Mar 09, 2009 15:36
Just saw Watchmen. (Spoilerinos ahoy)
Zach Snyder did not ruin it. As one of the few people in the circles I run in who severely disliked 300, (not gonna say I hated it, but I did not enjoy it) I was pleasantly surprised by this. I liked it overall, but rather than any kind of half-hearted review that I'll likely get bored of writing halfway through, I shall instead make a little list of points that occurred to me over the course of the movie.
-I was not expecting to like the soundtrack as much as I did. I don't mean the ambient orchestral stuff, I mean the honest-to-god-real-life songs they used. From 'The Times They Are A-Changin'' with the opening credit montage to "All Along The Watchtower" near the end, I thought it was really well done. I thought about going and picking up the soundtrack, then I realized that the reason I liked the soundtrack so much was because I liked the songs on it, and I already had most of them anyway. Almost embarassing! (As an aside, I LOVED 'Everybody Wants to Rule the World' playing fairly quietly in the background of one of Veidt's scenes. The song isn't even on the official soundtrack, but it was a cool little aural cue.)
-Casting was pretty good, no complaints. Rorschach was, in my opinion, pretty dead on in voice and appearance and demeanor.
-But because the portrayal was so dead on, I felt a bit let down when it came to his backstory flashbacks. I can understand truncating the psychiatrist scenes: pacing those would have been tricky in a movie already almost 3 hours long. I hope that maybe some of the missing elements pop up on a DVD: the Kitty Genovese reference to show why he did the hero thing in the first place; why he wore the mask ("Black and white, always changing, never mixing into grey").
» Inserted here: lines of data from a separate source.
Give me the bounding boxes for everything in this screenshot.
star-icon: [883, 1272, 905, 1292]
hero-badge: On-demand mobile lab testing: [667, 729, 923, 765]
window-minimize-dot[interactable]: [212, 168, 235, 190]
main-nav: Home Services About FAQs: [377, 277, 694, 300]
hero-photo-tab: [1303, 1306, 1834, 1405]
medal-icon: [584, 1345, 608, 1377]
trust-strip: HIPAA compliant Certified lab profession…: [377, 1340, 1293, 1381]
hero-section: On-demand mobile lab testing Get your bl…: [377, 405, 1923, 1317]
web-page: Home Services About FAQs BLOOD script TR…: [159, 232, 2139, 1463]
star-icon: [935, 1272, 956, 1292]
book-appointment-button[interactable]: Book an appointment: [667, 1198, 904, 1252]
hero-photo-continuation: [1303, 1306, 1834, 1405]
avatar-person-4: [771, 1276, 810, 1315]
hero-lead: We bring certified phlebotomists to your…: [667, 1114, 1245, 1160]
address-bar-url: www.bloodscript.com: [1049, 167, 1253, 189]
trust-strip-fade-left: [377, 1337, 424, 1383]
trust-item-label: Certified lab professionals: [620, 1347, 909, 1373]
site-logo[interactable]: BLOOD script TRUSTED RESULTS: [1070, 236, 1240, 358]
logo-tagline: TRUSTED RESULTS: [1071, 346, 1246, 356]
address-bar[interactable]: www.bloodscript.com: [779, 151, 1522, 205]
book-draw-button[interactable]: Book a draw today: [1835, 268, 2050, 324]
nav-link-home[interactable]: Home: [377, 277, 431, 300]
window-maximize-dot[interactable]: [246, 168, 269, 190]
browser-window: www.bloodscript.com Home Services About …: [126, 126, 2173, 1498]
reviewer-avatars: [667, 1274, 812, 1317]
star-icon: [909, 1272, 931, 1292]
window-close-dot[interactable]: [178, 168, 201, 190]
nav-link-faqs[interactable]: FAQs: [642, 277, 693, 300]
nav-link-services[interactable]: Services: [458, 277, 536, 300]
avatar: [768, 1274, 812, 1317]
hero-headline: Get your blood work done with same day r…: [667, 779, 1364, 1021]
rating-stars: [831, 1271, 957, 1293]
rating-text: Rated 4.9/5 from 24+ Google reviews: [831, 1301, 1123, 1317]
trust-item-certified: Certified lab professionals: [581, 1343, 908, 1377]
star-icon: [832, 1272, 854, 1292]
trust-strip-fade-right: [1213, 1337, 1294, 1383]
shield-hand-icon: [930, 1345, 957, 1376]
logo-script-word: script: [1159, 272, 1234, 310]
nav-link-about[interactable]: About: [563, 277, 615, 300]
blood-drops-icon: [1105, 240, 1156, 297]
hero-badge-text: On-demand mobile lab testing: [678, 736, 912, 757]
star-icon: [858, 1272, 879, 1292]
Again, spoileroonies ahoy.
What did bug me was the way they portrayed that moment of his psychotic break. Yes, he killed the kidnapper. In the film version, he takes the cleaver and hacks the guy's head after chaining him to the stove. Yes, he's a crezzy murderer, we get it.
In the comic, he chains the guy to the stove and puts a hacksaw next to him. (It might have been the cleaver, I don't have it handy at the moment to verify.) He sets the place on fire around him and lays out the kidnapper's options: hack his own hand off to escape the flames, or die in the fire.
I can't quite put my finger on why this change bothers me, but it seems very wrong to me. Rorshach is a fairly complex character and I feel like when they got the chance to shed a little light on him, they backed off. Why not leave it in? Time issues? They could have shaved a couple minutes off one of the (vaguely laughably Cinemaxish) sex scenes if they needed a few more minutes.
Other than a few other quibbles (quite a few of which were quibbles I had with the source material anyway) I largely enjoyed it the movie, though.
And somewhere, Alan Moore broods crankily on his onyx throne and smothers another angel in his beard.